Just a tad too tender
Just a tad too tender
Just a tad too tender
Not far from how my GF (and the rest of her side of the family) prefers their steak: crust, and red only. Nothing but the outside should be cooked.
To paraphrase (and translate) her uncle: Light a candle in a field, and guide the cow past it.
To paraphrase Gordon Ramsay, "a skilled vet could still save it"
FWIW, you can do this fairly easily with sous vide and still ensure that it's perfectly safe.
I had a steak like this, something like 20-odd years ago (i'm nowhere near wealthy enough to go to nice steakhouses now); it was amazing. I don't intentionally eat any steak cooked more than medium rare at this point.
Incredibly impressed with that sear considering the middle didn't get above room temperature
A baked potato skin and some super glue and you can trick your dinner guests real easy
I also like blue rare steak tho so I feel this
"How do you want your steak cooked?"
"Still mooing"
I love blue rare filets, but I don't enjoy a ribeye or strip that way because the fat doesn't have any time to render and ends up with a gross texture.
For a really good ribeye (assuming I have the time and energy) I'll smoke it on low up to rare then sear it so it comes out medium rare.
Same for sure
You naaasty
Cooking guide said 2000 F for 1 minute
10/10 sear, not so much for the rest
I would eat the ever living fuck out of that
"run it by the table and I'll take my cut". My father in law
Just a flesh wound mate. Get me a pint and I’m good.
A coworker started getting used to client dinners, with super nice steaks. He was known to say "I'll just walk up to a cow and take a bite these days"

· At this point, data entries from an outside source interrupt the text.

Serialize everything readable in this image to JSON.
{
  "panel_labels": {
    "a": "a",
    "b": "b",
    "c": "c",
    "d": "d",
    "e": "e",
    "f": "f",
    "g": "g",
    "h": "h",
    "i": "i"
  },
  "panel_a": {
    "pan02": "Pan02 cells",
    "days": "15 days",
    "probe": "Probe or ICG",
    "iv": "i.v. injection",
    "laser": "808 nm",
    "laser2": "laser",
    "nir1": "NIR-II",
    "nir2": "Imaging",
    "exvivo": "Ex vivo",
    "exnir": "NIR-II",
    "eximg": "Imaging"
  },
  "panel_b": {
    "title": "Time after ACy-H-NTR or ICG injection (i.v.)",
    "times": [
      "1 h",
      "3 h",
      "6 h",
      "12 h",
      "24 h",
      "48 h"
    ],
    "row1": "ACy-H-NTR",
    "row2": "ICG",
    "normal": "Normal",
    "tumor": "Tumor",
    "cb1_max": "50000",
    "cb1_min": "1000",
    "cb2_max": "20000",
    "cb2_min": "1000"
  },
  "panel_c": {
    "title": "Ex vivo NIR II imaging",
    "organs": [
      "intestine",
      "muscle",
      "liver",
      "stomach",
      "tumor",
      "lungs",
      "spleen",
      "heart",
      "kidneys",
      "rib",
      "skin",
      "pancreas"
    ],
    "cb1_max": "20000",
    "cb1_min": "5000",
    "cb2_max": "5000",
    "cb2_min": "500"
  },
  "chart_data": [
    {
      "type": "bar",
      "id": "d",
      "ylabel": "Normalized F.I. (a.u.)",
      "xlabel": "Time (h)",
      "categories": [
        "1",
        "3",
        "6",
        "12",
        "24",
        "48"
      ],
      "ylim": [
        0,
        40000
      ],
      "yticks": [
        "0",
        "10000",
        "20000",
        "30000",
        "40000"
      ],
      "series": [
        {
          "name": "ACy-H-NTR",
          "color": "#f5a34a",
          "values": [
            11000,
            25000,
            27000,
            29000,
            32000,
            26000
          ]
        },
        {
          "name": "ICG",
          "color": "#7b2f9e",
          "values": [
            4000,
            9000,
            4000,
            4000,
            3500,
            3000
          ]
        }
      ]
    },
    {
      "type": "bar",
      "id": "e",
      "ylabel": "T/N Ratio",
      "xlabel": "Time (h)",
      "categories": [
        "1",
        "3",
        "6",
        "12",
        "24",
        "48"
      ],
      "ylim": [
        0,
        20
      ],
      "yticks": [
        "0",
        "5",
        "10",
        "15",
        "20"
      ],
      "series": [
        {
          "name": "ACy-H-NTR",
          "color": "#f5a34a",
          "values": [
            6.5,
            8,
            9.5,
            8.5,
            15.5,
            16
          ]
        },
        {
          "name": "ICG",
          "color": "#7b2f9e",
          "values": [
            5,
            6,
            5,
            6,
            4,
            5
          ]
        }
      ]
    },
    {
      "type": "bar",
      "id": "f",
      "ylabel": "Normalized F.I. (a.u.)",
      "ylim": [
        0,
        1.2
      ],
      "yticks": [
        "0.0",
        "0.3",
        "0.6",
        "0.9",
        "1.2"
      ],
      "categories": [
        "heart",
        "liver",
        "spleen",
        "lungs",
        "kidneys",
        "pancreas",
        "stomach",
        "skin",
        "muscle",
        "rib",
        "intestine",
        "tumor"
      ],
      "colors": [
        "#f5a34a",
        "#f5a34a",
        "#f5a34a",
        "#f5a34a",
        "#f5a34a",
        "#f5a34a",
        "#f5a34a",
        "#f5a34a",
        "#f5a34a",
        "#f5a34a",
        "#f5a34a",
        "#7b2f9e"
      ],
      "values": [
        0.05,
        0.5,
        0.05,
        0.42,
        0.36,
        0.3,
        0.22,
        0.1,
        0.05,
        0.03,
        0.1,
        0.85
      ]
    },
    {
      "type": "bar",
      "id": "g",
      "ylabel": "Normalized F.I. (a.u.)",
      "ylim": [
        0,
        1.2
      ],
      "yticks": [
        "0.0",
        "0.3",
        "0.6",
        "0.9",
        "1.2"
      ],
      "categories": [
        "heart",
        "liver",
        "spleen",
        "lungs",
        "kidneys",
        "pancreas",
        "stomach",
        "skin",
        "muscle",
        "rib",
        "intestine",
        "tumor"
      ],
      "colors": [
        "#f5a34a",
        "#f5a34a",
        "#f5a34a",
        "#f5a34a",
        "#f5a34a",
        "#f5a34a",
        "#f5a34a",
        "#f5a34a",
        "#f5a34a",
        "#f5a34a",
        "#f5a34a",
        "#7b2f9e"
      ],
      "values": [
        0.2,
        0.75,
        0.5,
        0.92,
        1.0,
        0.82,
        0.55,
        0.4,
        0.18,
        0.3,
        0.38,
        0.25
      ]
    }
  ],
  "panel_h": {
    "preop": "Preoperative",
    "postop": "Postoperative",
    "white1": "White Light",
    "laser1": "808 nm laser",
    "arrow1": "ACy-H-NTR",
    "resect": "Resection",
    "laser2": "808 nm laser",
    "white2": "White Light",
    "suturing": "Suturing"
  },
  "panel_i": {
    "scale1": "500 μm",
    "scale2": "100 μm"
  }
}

Bite into it and it'll moo
Getting worms and other foodborne illnesses in 3...
Unlikely with beef.
It's just as likely as any other meat. If it was frozen and shipped beforehand, less likely, so with fast food beef you're probably right; but the reduced chance of infection comes from actually killing bacteria present in the meat, meaning you need to hit the elimination heat threshold for e. coli and the other usual suspects throughout the cut.